We have prepared two
non-steroidal estrogens in the 2-oxohexestrol series labeled with the positron-emitting
radionuclide fluorine-18, 1-fluoro-5-oxohexestrol (4) and 1-fluoro-2-oxohexesterol (5). We anticipated that the polar
ketone function at the interior of these
ligands would reduce their level of non-specific binding, which might increase the selectivity of their uptake in vivo. The two compounds were prepared by total synthesis: compound 4 was prepared in
fluorine-18 labeled form by [18F]
fluorine ion displacement on a suitably protected
methanesulfonate precursor followed by deprotection under acidic hydrogenolytic conditions; the isomer 5 was prepared from a protected alpha-keto
trifluoromethanesulfonate precursor with deprotection under basic conditions as the final step. The binding affinity of these
hexestrol derivatives for the
estrogen receptor was determined by competitive radiometric binding assays at 0 and 25 degrees C, and their lipophilicity (as octanol-water partition coefficients, log P values) and non-specific binding were estimated. The log P values determined by a reversed phase HPLC method were higher, relative to
estradiol, than those calculated by the fragment method of Rekker.
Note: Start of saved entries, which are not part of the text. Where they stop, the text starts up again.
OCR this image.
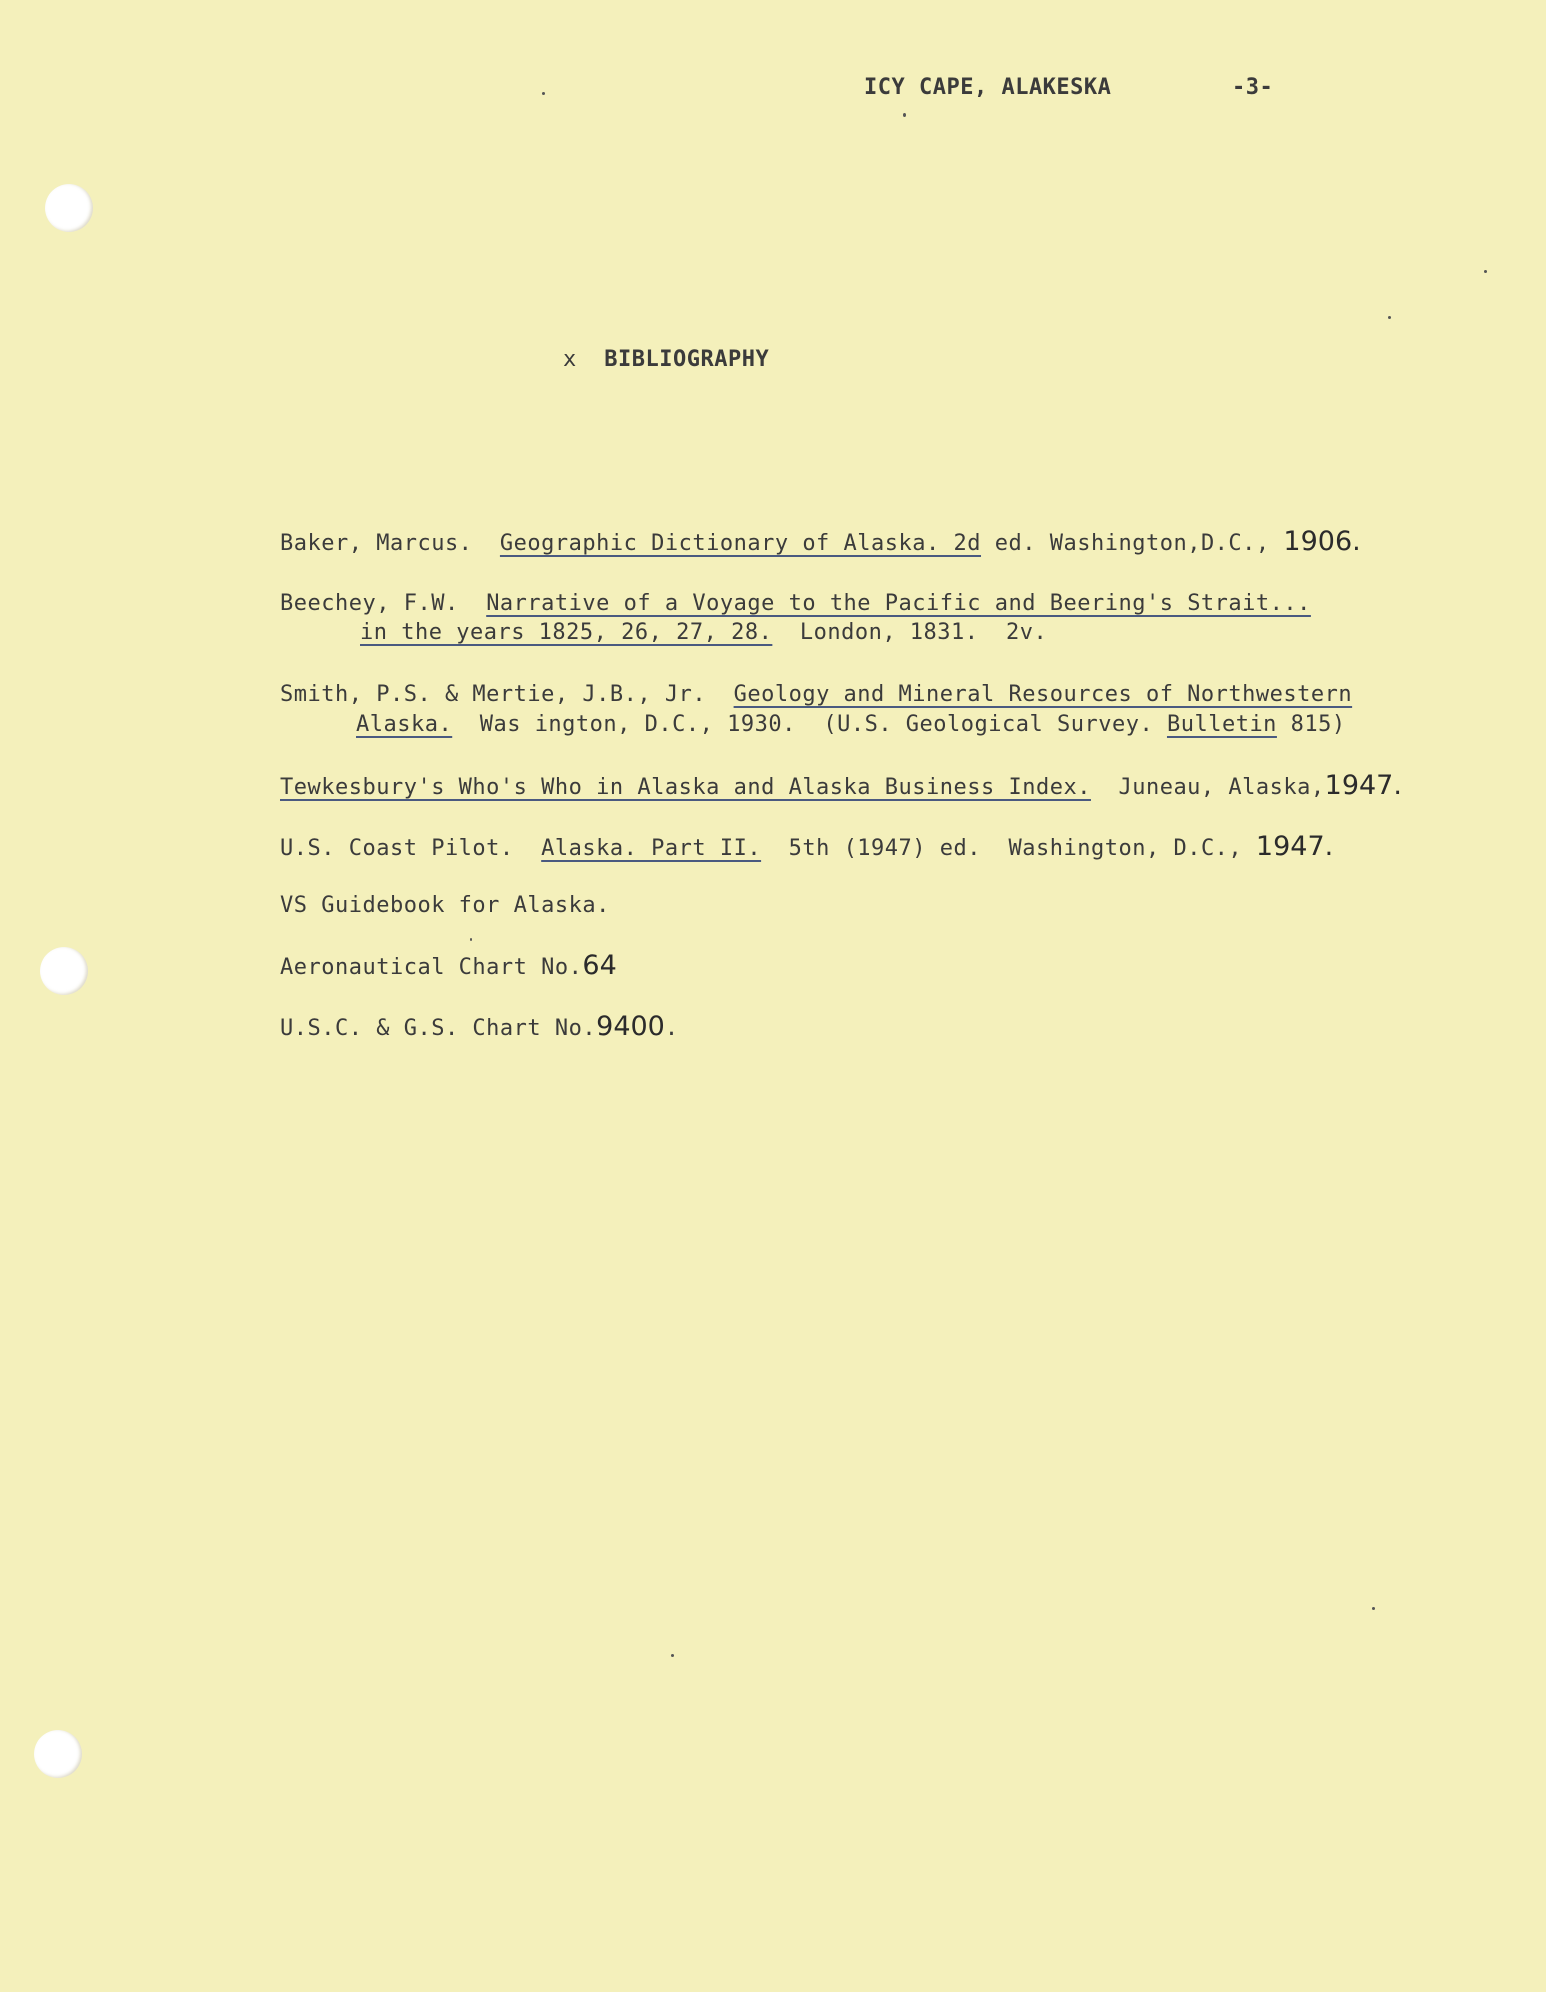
ICY CAPE, ALAKESKA	-3-
x BIBLIOGRAPHY
Baker, Marcus.  Geographic Dictionary of Alaska. 2d ed. Washington,D.C., 1906.
Beechey, F.W.  Narrative of a Voyage to the Pacific and Beering's Strait...
in the years 1825, 26, 27, 28.  London, 1831.  2v.
Smith, P.S. & Mertie, J.B., Jr.  Geology and Mineral Resources of Northwestern
Alaska.  Was ington, D.C., 1930.  (U.S. Geological Survey. Bulletin 815)
Tewkesbury's Who's Who in Alaska and Alaska Business Index.  Juneau, Alaska,1947.
U.S. Coast Pilot.  Alaska. Part II.  5th (1947) ed.  Washington, D.C., 1947.
VS Guidebook for Alaska.
Aeronautical Chart No.64
U.S.C. & G.S. Chart No.9400.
In tissue distribution studies in immature (50 g) rats, both of these compounds showed selective uptake in
estrogen target tissues. At 1 h, activity in the uterus reached the level of 2.5-3.0% of the injected dose per gram tissue, with uterus-to-blood and uterus-to-muscle ratios of 14-20 and 8-14, respectively. The uptake efficiency and selectivity of these fluoro-oxohexestrols in principal
estrogen target tissues is less than that of
fluorine-18 labeled steroidal
estrogens we have prepared previously, but their receptor-mediated uptake in certain secondary target tissues is substantial. The specific and non-specific components of target tissue uptake of these two compounds appear to be directly related to their non-specific binding and their binding selectivity.